# negativ oder positiv scannen?



## davidci (16. Mai 2004)

Hey zusammen,

ich hab den epson 1670-Scanner. Damit kann ich auch Negative einscannen. Ich möchte jetzt gerne alte Fotos archivieren. Ich hab sowohl die Negative als auch die Positive.  Hat jemand Ahnung, was für die Qualität besser ist? Positiv oder Negativ scannen? Mir ist egal, was länger dauert. Hauptsache Qualität ist gut.

Danke für eure Hilfe, 
Davidci


----------



## Nacron (16. Mai 2004)

Ich besitze den Epson 2400 Photo ... 
Bessere Qualität ergibt die größere Fläche d.h. wenn du printabzüge noch hättest währe das am besten denn die sind schön groß und du hast nicht das problem mit dem staub (seeeehr lästig) ...

Ich glaube ein positiv (dia) ist größer als ein normales kleinbildfarbnegativ ... deshalb falls die Bilder nur in dias oder negative vorhanden sind in dias scannen ... und immer dabei drauf achten vorher staub und fingerabdrücke mit einem tuch oder einem staubpinsel zu entfernen damit die qualität gut wird ... und falls die farben nicht so rüberkommen probiers mal in photoshop elements zu bereinigen mit farbkorrektur und gradiationskurve (bei den ebenen das schwarz weiße runde symbol) 

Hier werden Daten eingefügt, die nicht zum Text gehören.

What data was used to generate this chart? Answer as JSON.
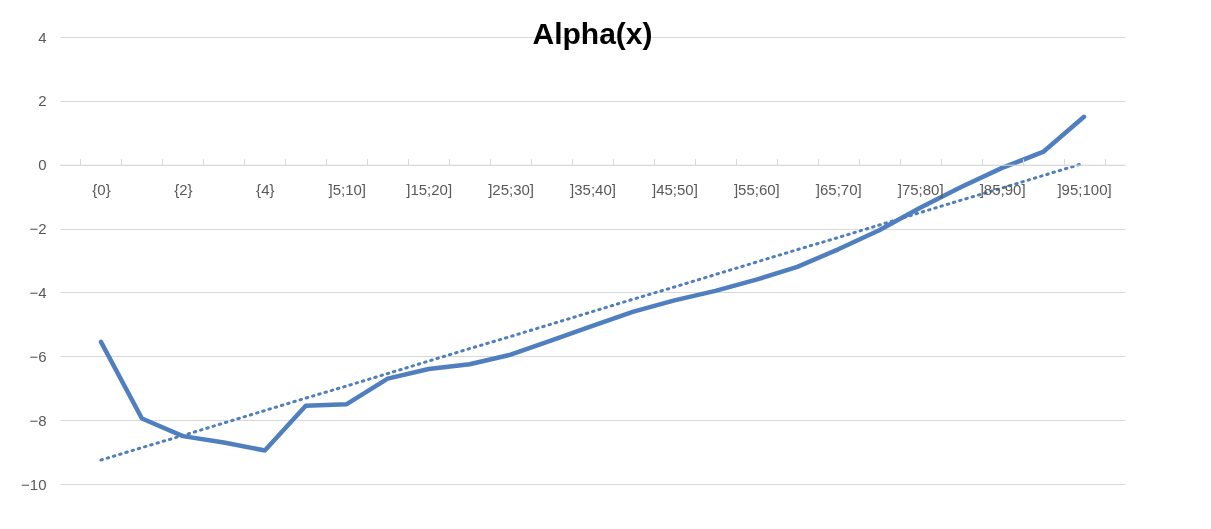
{
  "chart_data": {
    "type": "line",
    "title": "Alpha(x)",
    "categories": [
      "{0}",
      null,
      "{2}",
      null,
      "{4}",
      null,
      "]5;10]",
      null,
      "]15;20]",
      null,
      "]25;30]",
      null,
      "]35;40]",
      null,
      "]45;50]",
      null,
      "]55;60]",
      null,
      "]65;70]",
      null,
      "]75;80]",
      null,
      "]85;90]",
      null,
      "]95;100]"
    ],
    "series": [
      {
        "color": "#4f7fbf",
        "line_style": "solid",
        "values": [
          -5.55,
          -7.95,
          -8.5,
          -8.7,
          -8.95,
          -7.55,
          -7.5,
          -6.7,
          -6.4,
          -6.25,
          -5.95,
          -5.5,
          -5.05,
          -4.6,
          -4.25,
          -3.95,
          -3.6,
          -3.2,
          -2.65,
          -2.05,
          -1.35,
          -0.7,
          -0.1,
          0.4,
          1.5
        ]
      },
      {
        "type": "line",
        "color": "#4f7fbf",
        "line_style": "dotted",
        "values": [
          -9.25,
          -8.86,
          -8.48,
          -8.09,
          -7.7,
          -7.31,
          -6.93,
          -6.54,
          -6.15,
          -5.76,
          -5.38,
          -4.99,
          -4.6,
          -4.21,
          -3.83,
          -3.44,
          -3.05,
          -2.66,
          -2.28,
          -1.89,
          -1.5,
          -1.11,
          -0.73,
          -0.34,
          0.05
        ]
      }
    ],
    "ylim": [
      -10,
      4
    ],
    "yticks": [
      -10,
      -8,
      -6,
      -4,
      -2,
      0,
      2,
      4
    ],
    "grid": "y"
  }
}
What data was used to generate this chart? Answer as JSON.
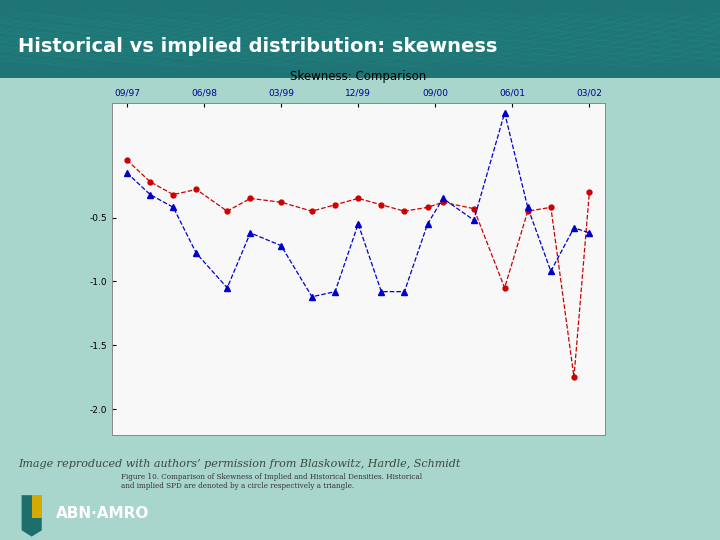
{
  "title": "Historical vs implied distribution: skewness",
  "chart_title": "Skewness: Comparison",
  "attribution": "Image reproduced with authors’ permission from Blaskowitz, Hardle, Schmidt",
  "bg_top_color": "#1a6e6e",
  "bg_body_color": "#a8d5cc",
  "bg_footer_color": "#7a8f85",
  "chart_bg": "#f8f8f8",
  "x_labels": [
    "09/97",
    "06/98",
    "03/99",
    "12/99",
    "09/00",
    "06/01",
    "03/02"
  ],
  "implied_color": "#cc0000",
  "historical_color": "#0000cc",
  "implied_x": [
    0.0,
    0.3,
    0.6,
    0.9,
    1.3,
    1.6,
    2.0,
    2.4,
    2.7,
    3.0,
    3.3,
    3.6,
    3.9,
    4.1,
    4.5,
    4.9,
    5.2,
    5.5,
    5.8,
    6.0
  ],
  "implied_y": [
    -0.05,
    -0.22,
    -0.32,
    -0.28,
    -0.45,
    -0.35,
    -0.38,
    -0.45,
    -0.4,
    -0.35,
    -0.4,
    -0.45,
    -0.42,
    -0.38,
    -0.43,
    -1.05,
    -0.45,
    -0.42,
    -1.75,
    -0.3
  ],
  "historical_x": [
    0.0,
    0.3,
    0.6,
    0.9,
    1.3,
    1.6,
    2.0,
    2.4,
    2.7,
    3.0,
    3.3,
    3.6,
    3.9,
    4.1,
    4.5,
    4.9,
    5.2,
    5.5,
    5.8,
    6.0
  ],
  "historical_y": [
    -0.15,
    -0.32,
    -0.42,
    -0.78,
    -1.05,
    -0.62,
    -0.72,
    -1.12,
    -1.08,
    -0.55,
    -1.08,
    -1.08,
    -0.55,
    -0.35,
    -0.52,
    0.32,
    -0.42,
    -0.92,
    -0.58,
    -0.62
  ],
  "ylim": [
    -2.2,
    0.4
  ],
  "yticks": [
    -0.5,
    -1.0,
    -1.5,
    -2.0
  ],
  "ytick_labels": [
    "-0.5",
    "-1.0",
    "-1.5",
    "-2.0"
  ],
  "caption_line1": "Figure 10. Comparison of Skewness of Implied and Historical Densities. Historical",
  "caption_line2": "and implied SPD are denoted by a circle respectively a triangle.",
  "title_fontsize": 14,
  "abn_text": "ABN·AMRO"
}
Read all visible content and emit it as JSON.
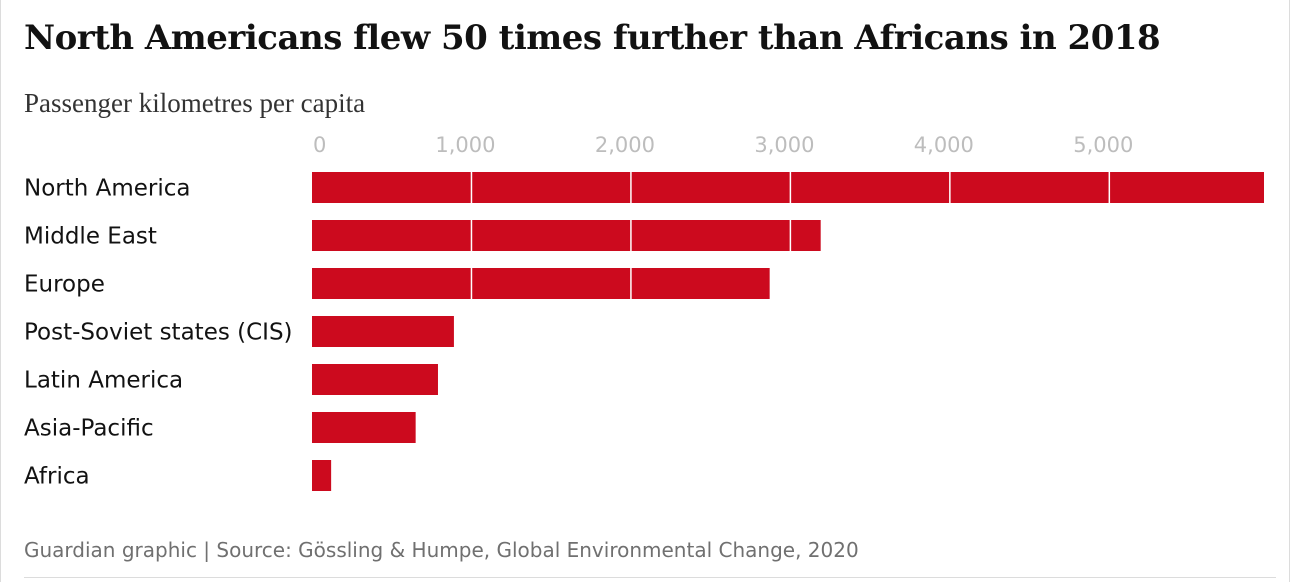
{
  "header": {
    "title": "North Americans flew 50 times further than Africans in 2018",
    "subtitle": "Passenger kilometres per capita"
  },
  "footer": {
    "source": "Guardian graphic | Source: Gössling & Humpe, Global Environmental Change, 2020"
  },
  "colors": {
    "bar": "#cc0a1e",
    "gridline_over_bar": "#ffffff",
    "tick_label": "#bdbdbd",
    "category_label": "#121212"
  },
  "chart_data": {
    "type": "bar",
    "orientation": "horizontal",
    "title": "North Americans flew 50 times further than Africans in 2018",
    "subtitle": "Passenger kilometres per capita",
    "categories": [
      "North America",
      "Middle East",
      "Europe",
      "Post-Soviet states (CIS)",
      "Latin America",
      "Asia-Pacific",
      "Africa"
    ],
    "values": [
      5970,
      3190,
      2870,
      890,
      790,
      650,
      120
    ],
    "xlim": [
      0,
      5970
    ],
    "x_ticks": [
      0,
      1000,
      2000,
      3000,
      4000,
      5000
    ],
    "x_tick_labels": [
      "0",
      "1,000",
      "2,000",
      "3,000",
      "4,000",
      "5,000"
    ],
    "axis_position": "top",
    "grid": true,
    "legend": "none"
  }
}
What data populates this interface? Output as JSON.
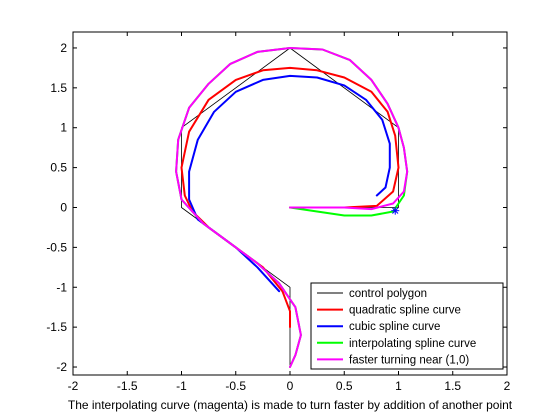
{
  "chart_data": {
    "type": "line",
    "xlabel": "The interpolating curve (magenta) is made to turn faster by addition of another point",
    "ylabel": "",
    "xlim": [
      -2,
      2
    ],
    "ylim": [
      -2.1,
      2.2
    ],
    "xticks": [
      "-2",
      "-1.5",
      "-1",
      "-0.5",
      "0",
      "0.5",
      "1",
      "1.5",
      "2"
    ],
    "yticks": [
      "-2",
      "-1.5",
      "-1",
      "-0.5",
      "0",
      "0.5",
      "1",
      "1.5",
      "2"
    ],
    "legend_position": "bottom-right",
    "series": [
      {
        "name": "control polygon",
        "color": "#000000",
        "x": [
          0,
          1,
          1,
          0,
          -1,
          -1,
          0,
          0
        ],
        "y": [
          0,
          0,
          1,
          2,
          1,
          0,
          -1,
          -2
        ]
      },
      {
        "name": "quadratic spline curve",
        "color": "#ff0000",
        "x": [
          0,
          0.5,
          0.8,
          0.95,
          1.0,
          0.97,
          0.9,
          0.75,
          0.5,
          0.25,
          0,
          -0.25,
          -0.5,
          -0.75,
          -0.93,
          -1.0,
          -0.97,
          -0.9,
          -0.75,
          -0.5,
          -0.25,
          -0.07,
          0,
          0
        ],
        "y": [
          0,
          0,
          0.02,
          0.2,
          0.5,
          0.9,
          1.2,
          1.45,
          1.63,
          1.72,
          1.75,
          1.72,
          1.6,
          1.35,
          0.95,
          0.5,
          0.15,
          -0.05,
          -0.25,
          -0.5,
          -0.75,
          -1.05,
          -1.3,
          -1.5
        ]
      },
      {
        "name": "cubic spline curve",
        "color": "#0000ff",
        "x": [
          0.8,
          0.88,
          0.92,
          0.92,
          0.85,
          0.7,
          0.5,
          0.25,
          0,
          -0.25,
          -0.5,
          -0.7,
          -0.85,
          -0.93,
          -0.93,
          -0.85,
          -0.7,
          -0.5,
          -0.3,
          -0.1
        ],
        "y": [
          0.15,
          0.25,
          0.5,
          0.8,
          1.1,
          1.35,
          1.53,
          1.63,
          1.65,
          1.6,
          1.45,
          1.2,
          0.85,
          0.45,
          0.1,
          -0.15,
          -0.3,
          -0.5,
          -0.75,
          -1.05
        ]
      },
      {
        "name": "interpolating spline curve",
        "color": "#00ff00",
        "x": [
          0,
          0.25,
          0.5,
          0.75,
          0.95,
          1.05,
          1.08,
          1.05,
          1.0,
          0.9,
          0.75,
          0.55,
          0.3,
          0,
          -0.3,
          -0.55,
          -0.75,
          -0.93,
          -1.03,
          -1.05,
          -1.0,
          -0.8,
          -0.5,
          -0.3,
          -0.1,
          0.05,
          0.1,
          0.05,
          0
        ],
        "y": [
          0,
          -0.05,
          -0.1,
          -0.1,
          -0.05,
          0.15,
          0.45,
          0.75,
          1.0,
          1.3,
          1.6,
          1.85,
          1.98,
          2.0,
          1.95,
          1.8,
          1.55,
          1.25,
          0.85,
          0.45,
          0.1,
          -0.2,
          -0.5,
          -0.7,
          -0.95,
          -1.25,
          -1.6,
          -1.85,
          -2.0
        ]
      },
      {
        "name": "faster turning near (1,0)",
        "color": "#ff00ff",
        "x": [
          0,
          0.25,
          0.5,
          0.75,
          0.95,
          1.05,
          1.08,
          1.05,
          1.0,
          0.9,
          0.75,
          0.55,
          0.3,
          0,
          -0.3,
          -0.55,
          -0.75,
          -0.93,
          -1.03,
          -1.05,
          -1.0,
          -0.8,
          -0.5,
          -0.3,
          -0.1,
          0.05,
          0.1,
          0.05,
          0
        ],
        "y": [
          0,
          0,
          0,
          -0.02,
          0.05,
          0.2,
          0.45,
          0.75,
          1.0,
          1.3,
          1.6,
          1.85,
          1.98,
          2.0,
          1.95,
          1.8,
          1.55,
          1.25,
          0.85,
          0.45,
          0.1,
          -0.2,
          -0.5,
          -0.7,
          -0.95,
          -1.25,
          -1.6,
          -1.85,
          -2.0
        ]
      }
    ],
    "markers": [
      {
        "x": 0.97,
        "y": -0.04,
        "symbol": "*",
        "color": "#0000ff"
      }
    ]
  }
}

Ich hoffe geholfen zu haben


----------



## Tamaris (24. November 2004)

Hallo,
 Habe so ungefähr 600 Dias die ich gerne auf CD oder DVD speichern möchte.
 Ein Bekannter hat mir einen Scanner " Minolta - Dimage Scan Dual" geliehen.
 Leider ist das Ergebnis sehr schlecht. Die Bilder sind viel zu dunkel. Sie sind  entweder viel zu blau oder rot. 
 Hat jemand Erfahrung mit dem Scannen von Dias ?
 LG Elfi


----------



## jensen (24. November 2004)

Schaut mal in die CHIP Foto Video Digital 11/2004, da gibts einen Artikel drüber.

mfg!
jens


----------



## Tamaris (24. November 2004)

Hallo Jens,

 Danke für Ihre Antwort.
 Nehme an, daß die CHIP Foto Video Digital, eine Zeitschrift ist. Wohne in Südfrankreich, und habe daher wenig Hoffnung diese Zeitschrift hier zu finden. 
 FG  Elfi


----------



## mschuetzda (1. Dezember 2004)

@Tamaris,


> " Minolta - Dimage Scan Dual"



das liegt ziemlich sicher an den Einstellungen, Mein Scanner usw. ist z.Zt. nicht verfügbar (wg. Renovierung, Dachumbau usw.). Aber ich habe in Erinnerung, dass das eine Einstellungssache ist. Schau Dir doch mal die dokumenation durch. Ich glaube es war irgendwas mit "Verriegelung" bei Dia-Scan das nicht aktiviert sein durfte. Und dann gibt es auch noch die Möglichkeit der Lampenkalibrierung.


----------



## _chefrocka (16. Dezember 2004)

Ich habe mir vor knapp zwei Wochen den CanoScan 5000F von Canon gekauft, der auch Kleinbild-Film scannen kann, sowohl Negativ als auch Positiv, Farbe und Schwarz Weiß.
Die Ergebnisse sind durchweg gut, obgleich man in Photoshop noch die ein oder andere Korrektur machen muss.

Allgemein kann man sagen:

Ein richtig guter Diascanner kostet ab 200€ (meine Erfahrung). Das Ende ist offen.   
Ich glaube, es ist auch egal, ob man nun Positiv oder Negativ einscannt, es kommt im Endeffekt eh nur auf den Scanner an!
Im Prinzip entscheidet sich ein guter Scan auch schon vorher: bei der Wahl des Films (100 ASA bei Regen ist keine gute Wahl ...), bei der Wahl des Labors, wo der Film entwickelt werden soll (Schlecker & Co sind auch keine gute Wahl ... ;-] ) und dann noch bei der Wahl der Kamera. Sind diese drei Dinge schon einmal gut gewählt, dann steht einem super Negativ / Positiv erst einmal nichts im Wege. Und hat man dann noch den passenden Diascanner, sollten _eigentlich_ auch gute Scans dabei herauskommen ...


----------